I. Theodor Zahns Grundriß der Geschichte des neutestamentlichen Kanons1


§1 Hauptbegriffe (S. 1-14)

Kanon (Rohr "Kane"; Hebr.: qaneassyr.-babyl. kanu). Vom Rohr  "Kane" kam es zu der Bedeutung von “Richtscheit, Lineal” für Kanon (S.2). Das Wort Kanon wird dann auch im Sinne von “Liste, Verzeichnis, Tabelle” benutzt (S.6). Der regelmäßige Gebrauch von Kanon in bezug auf die Bibel ist ab Mitte des 4. Jahrhunderts nachweisbar (S.7) nach Zahn im Sinne von “Liste” (Katalogos, S.9). Bei den Lateinern wird dann die Bibel selbst Kanon “canon” im Sinne der ursprünglichen Bedeutung = regula (maßgebende Autorität) genannt. Die Formulierung (palaia und kaine) diatheke (altes, neues “Testament”, alter, neuer “Bund”) beinhaltete die Vorstellung einer abgeschlossenen Sammlung von Offenbarungsurkunden. Irenäus redet noch nicht in bezug auf die Bibel von diatheke, aber schon bei Clemens von Alexandrien2, Tertullian (testamentum) und Origines findet sich dieser Gebrauch. Die Zugehörigkeit zur Sammlung wurde mit dem griechischen Wort “endiathekos” ausgedrückt. Vgl. 2. Kor. 3,14. Voraussetzung für die Zugehörigkeit zur Sammlung der Offenbarungsurkunden war der kirchliche, genauer der gottesdienstliche Gebrauch: “Die regelmäßige gottesdienstliche Lesung ... war das wesentliche Merkmal der als heilige Schriften zu betrachtenden Bücher.” (S.12) Vgl. hierzu auch den ursprünglichen Gebrauch des Wortes apokryph”: ausgeschlossen von der gottesdienstlichen Lesung ohne abschätziges Urteil. Drei Ergänzungen sind hierbei notwendig: 1. Die zugelassenen Bücher waren nicht in der ganzen Christenheit dieselben. 2. Das Urteil schwankte bis in spätere Zeiten (bzw. zeitweilig) in verschiedenen Provinzialkirchen betreffs mehr als einer Schrift. 3. Ermangelte der Begriff der regelmäßigen gottesdienstlichen Lesung selbst der völligen Bestimmtheit. Trotz dieser drei Ergänzungen kann man grundsätzlich von einer Identität des Kreises der kanonischen und des Kreises der gottesdienstlichen Lesebücher sprechen.
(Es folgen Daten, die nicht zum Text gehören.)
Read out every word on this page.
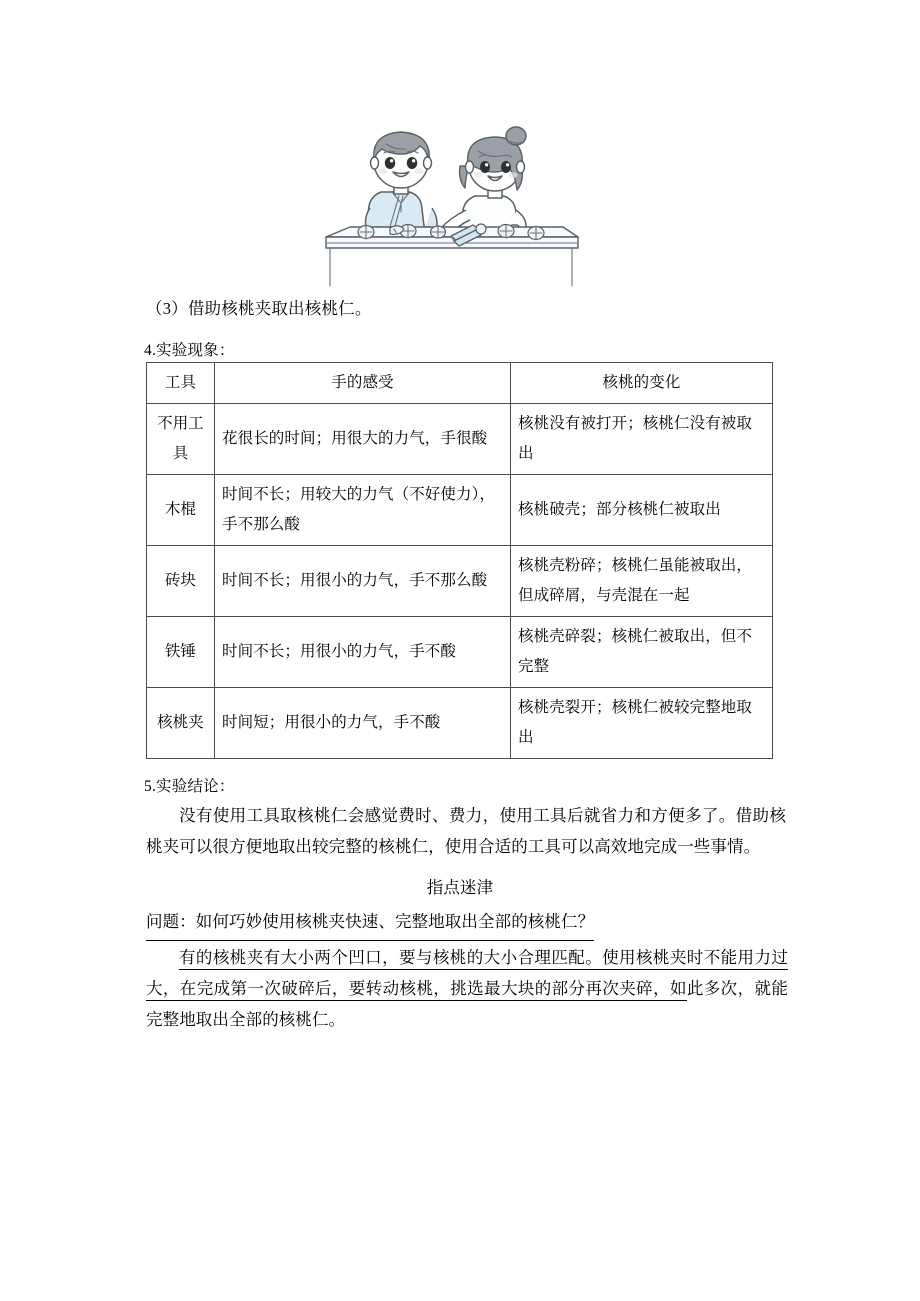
（3）借助核桃夹取出核桃仁。
4.实验现象：
工具	手的感受	核桃的变化
不用工具	花很长的时间；用很大的力气，手很酸	核桃没有被打开；核桃仁没有被取出
木棍	时间不长；用较大的力气（不好使力），手不那么酸	核桃破壳；部分核桃仁被取出
砖块	时间不长；用很小的力气，手不那么酸	核桃壳粉碎；核桃仁虽能被取出，但成碎屑，与壳混在一起
铁锤	时间不长；用很小的力气，手不酸	核桃壳碎裂；核桃仁被取出，但不完整
核桃夹	时间短；用很小的力气，手不酸	核桃壳裂开；核桃仁被较完整地取出
5.实验结论：
没有使用工具取核桃仁会感觉费时、费力，使用工具后就省力和方便多了。借助核桃夹可以很方便地取出较完整的核桃仁，使用合适的工具可以高效地完成一些事情。
指点迷津
问题：如何巧妙使用核桃夹快速、完整地取出全部的核桃仁？
有的核桃夹有大小两个凹口，要与核桃的大小合理匹配。使用核桃夹时不能用力过大，在完成第一次破碎后，要转动核桃，挑选最大块的部分再次夹碎，如此多次，就能完整地取出全部的核桃仁。
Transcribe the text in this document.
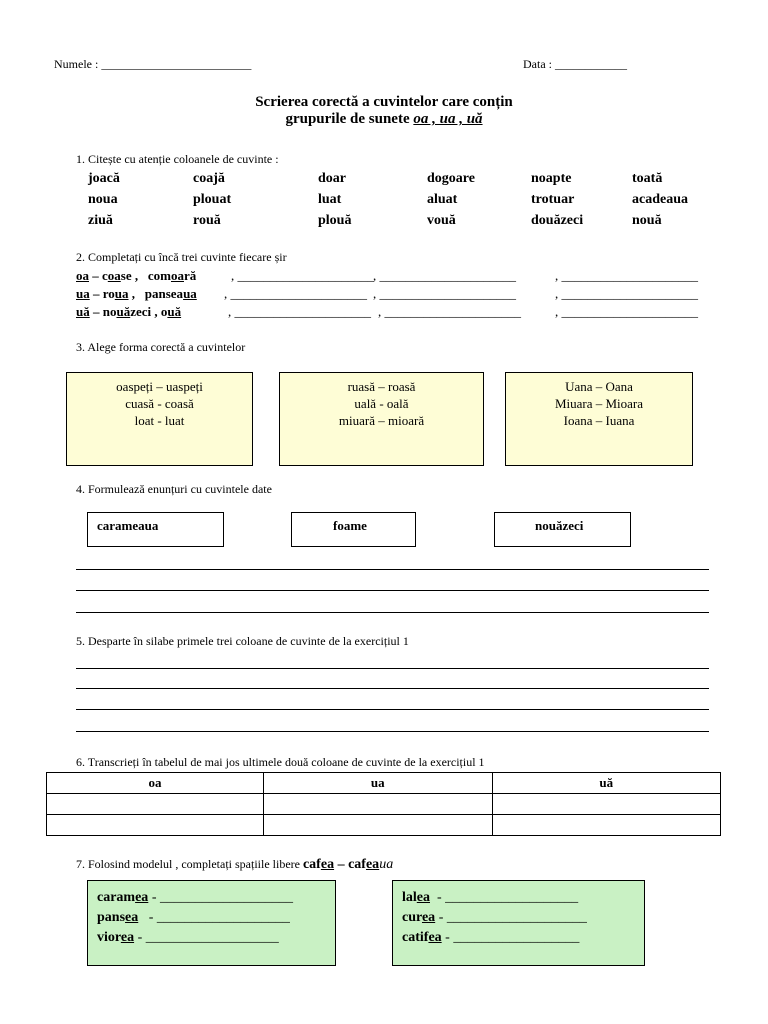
Numele : _________________________	Data : ____________
Scrierea corectă a cuvintelor care conțin
grupurile de sunete oa , ua , uă
1. Citește cu atenție coloanele de cuvinte :
joacă	coajă	doar	dogoare	noapte	toată
noua	plouat	luat	aluat	trotuar	acadeaua
ziuă	rouă	plouă	vouă	douăzeci	nouă
2. Completați cu încă trei cuvinte fiecare șir
oa – coase ,   comoară	, _____________________ , _____________________	, _____________________
ua – roua ,   panseaua , _____________________ , _____________________	, _____________________
uă – nouăzeci , ouă	, _____________________ , _____________________	, _____________________
3. Alege forma corectă a cuvintelor
oaspeți – uaspeți
cuasă - coasă
loat - luat
ruasă – roasă
ualǎ - oală
miuară – mioară
Uana – Oana
Miuara – Mioara
Ioana – Iuana
4. Formulează enunțuri cu cuvintele date
carameaua	foame	nouăzeci
5. Desparte în silabe primele trei coloane de cuvinte de la exercițiul 1
6. Transcrieți în tabelul de mai jos ultimele două coloane de cuvinte de la exercițiul 1
oa	ua	uă

7. Folosind modelul , completați spațiile libere cafea – cafeaua
caramea - ___________________
pansea   - ___________________
viorea - ___________________
lalea  - ___________________
curea - ____________________
catifea - __________________
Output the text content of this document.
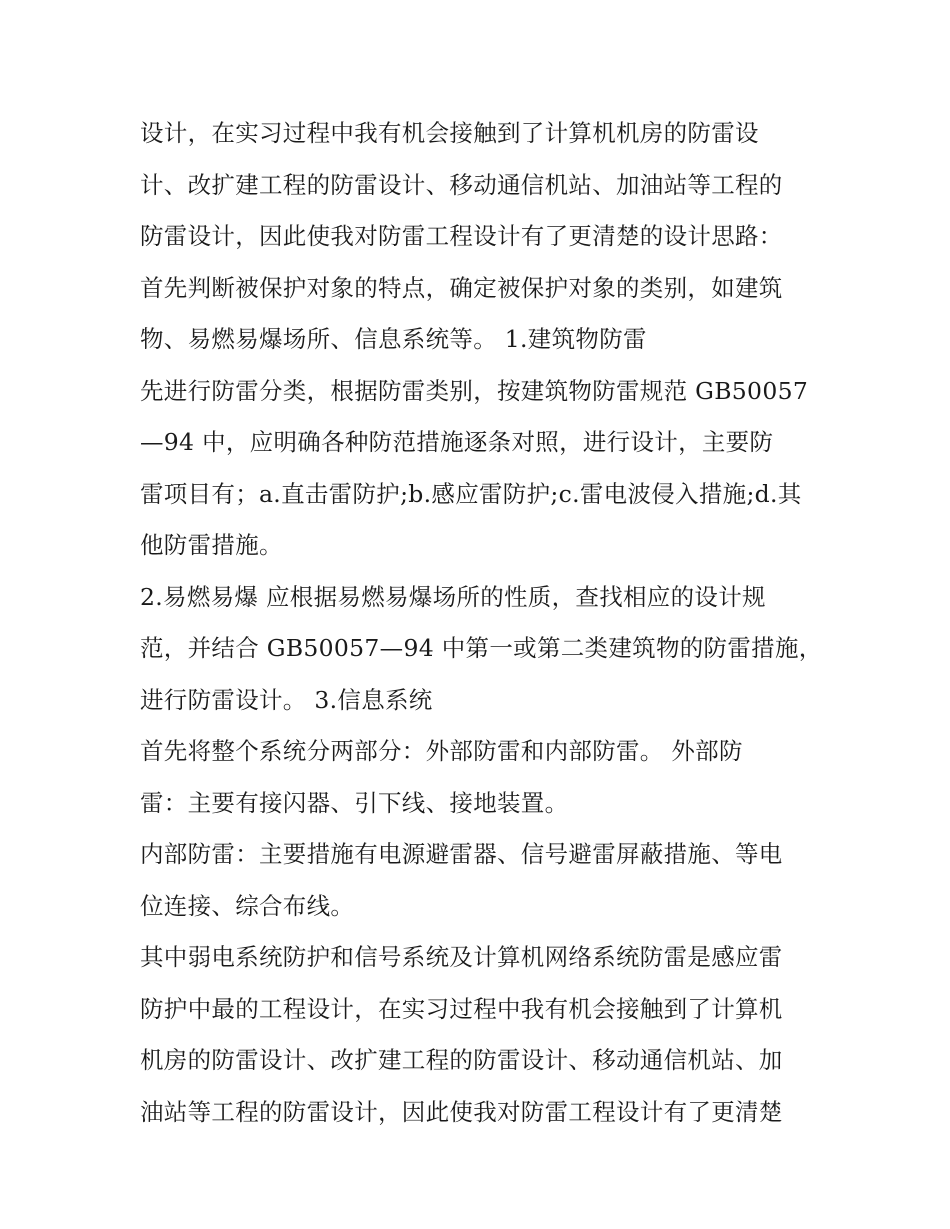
设计，在实习过程中我有机会接触到了计算机机房的防雷设
计、改扩建工程的防雷设计、移动通信机站、加油站等工程的
防雷设计，因此使我对防雷工程设计有了更清楚的设计思路：
首先判断被保护对象的特点，确定被保护对象的类别，如建筑
物、易燃易爆场所、信息系统等。 1.建筑物防雷
先进行防雷分类，根据防雷类别，按建筑物防雷规范 GB50057
—94 中，应明确各种防范措施逐条对照，进行设计，主要防
雷项目有；a.直击雷防护;b.感应雷防护;c.雷电波侵入措施;d.其
他防雷措施。
2.易燃易爆 应根据易燃易爆场所的性质，查找相应的设计规
范，并结合 GB50057—94 中第一或第二类建筑物的防雷措施，
进行防雷设计。 3.信息系统
首先将整个系统分两部分：外部防雷和内部防雷。 外部防
雷：主要有接闪器、引下线、接地装置。
内部防雷：主要措施有电源避雷器、信号避雷屏蔽措施、等电
位连接、综合布线。
其中弱电系统防护和信号系统及计算机网络系统防雷是感应雷
防护中最的工程设计，在实习过程中我有机会接触到了计算机
机房的防雷设计、改扩建工程的防雷设计、移动通信机站、加
油站等工程的防雷设计，因此使我对防雷工程设计有了更清楚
§2 Das NT um 170-220 (S. 14-27)

Zusammenfassung S. 26-27: Zum unveräußerlichen Bestand gehörten die vier Evangelien, 13 Briefe des Paulus, die Apostelgeschichte, die Offenbarung, der 1 Petrusbrief, der 1. Johannesbrief (dem aber regelmäßig auch 2. und 3. Johannes angehängt waren), wahrscheinliche auch Judas und der Hirte des Hermas (außer in der Zeit von 200-210). Dagegen gab es Verschiedenheiten und Schwankungen in bezug auf Hbr, Jak, 2 Petr, Apokalypse des Petrus, Apostellehre, Barnabasbrief, 1. und 2. Clemensbrief, Akten des Paulus und den Hirten des Hermas. Die Polemik, wie sie geäußert wird gegen Marcion, die Gnostiker und Aloger setzt voraus, daß diese Sammlung nicht erst in der Auseinandersetzung entstanden ist, sondern Ergebnis einer weiter zurückliegenden Entwicklung war.

§3 Das NT um 140-170 (S. 27-35):

1. Marcions Bibel (S.28-29) 2. Die Bibel bei den Valentinianern (S.30-32). 3. Die Schriften der Apostel bei Justinus Martyr. Dieser kannte nach Zahn, wie man das aus den in seinen Schriften benutzten Büchern schließen kann: Die vier Evangelien, die Apokalypse, Röm, 1 Kor, Gal, Eph, (Philipper?), Kol, 2. Thes, (Tit., 1 Tim?), Hbr. 1 Petr, (Jak?), Apostelgeschichte und die “Lehre der 12 Apostel” u.a.

§4 Älteste Spuren und Entstehung von Sammlungen apostolischer Schriften (S. 35-41)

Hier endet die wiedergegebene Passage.